Toda vida está atravesada por despedidas. Algunas llegan con la violencia de lo inesperado y otras se anuncian lentamente, como una puerta que comienza a cerrarse mucho antes del último adiós. Perder a una persona amada, terminar una relación, dejar una casa, cambiar de ciudad, migrar, recibir un diagnóstico médico, despedirse de un trabajo, ver morir a un animal compañero o aprender a vivir sin quienes sostuvieron nuestra historia, son experiencias que configuran la existencia humana y ponen en evidencia una verdad que la cultura contemporánea insiste en negar: vivir también es perder.

En una sociedad organizada en torno a la productividad, el rendimiento y la inmediatez, el duelo suele ser tratado como una interrupción incómoda. Se espera que el dolor sea breve, silencioso y funcional. La tristeza debe administrarse con discreción, casi como si sentir demasiado fuera una falla moral. Byung-Chul Han (2022) ha señalado que el capitalismo tardío no tolera la negatividad, pues exige sujetos disponibles, optimizados y permanentemente orientados al desempeño. El sufrimiento, en ese marco, aparece como una anomalía que debe corregirse y no como una experiencia humana que necesita tiempo y palabra.

Sin embargo, el duelo no es una enfermedad ni una debilidad. Es, muchas veces, la prueba más concreta de que algo fue amado. Como escribió Freud (1917/2012), el duelo es la reacción frente a la pérdida de una persona amada o de una abstracción equivalente, como la patria, la libertad, una posición social o un ideal. No se llora solamente a los muertos; también se llora a quienes siguen vivos pero ya no están, a los futuros que no ocurrieron y a las versiones de nosotros mismos que ya no regresarán.

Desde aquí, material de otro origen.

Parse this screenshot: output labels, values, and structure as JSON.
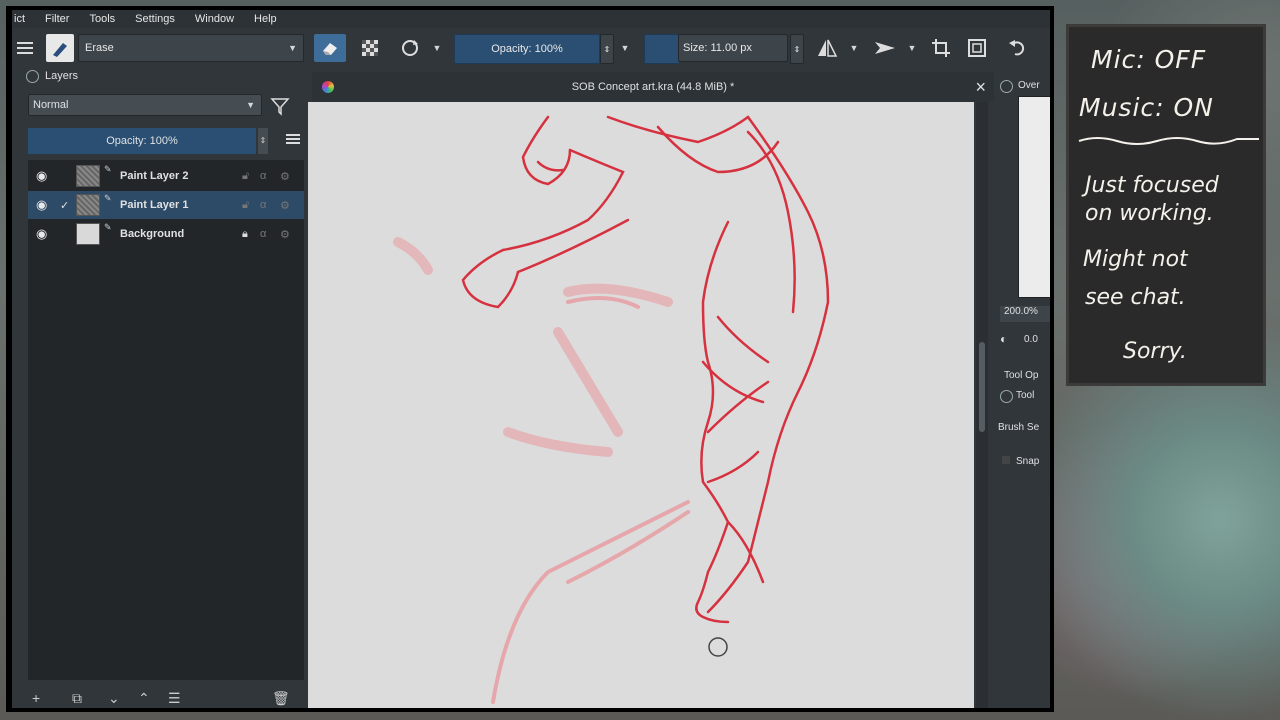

Hablar de despedidas implica, entonces, hablar del precio de amar. Allí donde hubo vínculo, habrá también la posibilidad de la ausencia. El problema no es el dolor, sino la pedagogía del silencio que nos enseñó a esconderlo.

La cultura de la negación: muerte, productividad y silencio

La muerte es la única certeza biológica con la que nacemos y, paradójicamente, una de las conversaciones más evitadas en la vida social. Philippe Ariès (2000) mostró cómo en la modernidad occidental la muerte dejó de ser una experiencia comunitaria y visible para transformarse en un acontecimiento privado, medicalizado y muchas veces expulsado del espacio cotidiano. Morir pasó del hogar al hospital; el duelo pasó del rito compartido al sufrimiento individual.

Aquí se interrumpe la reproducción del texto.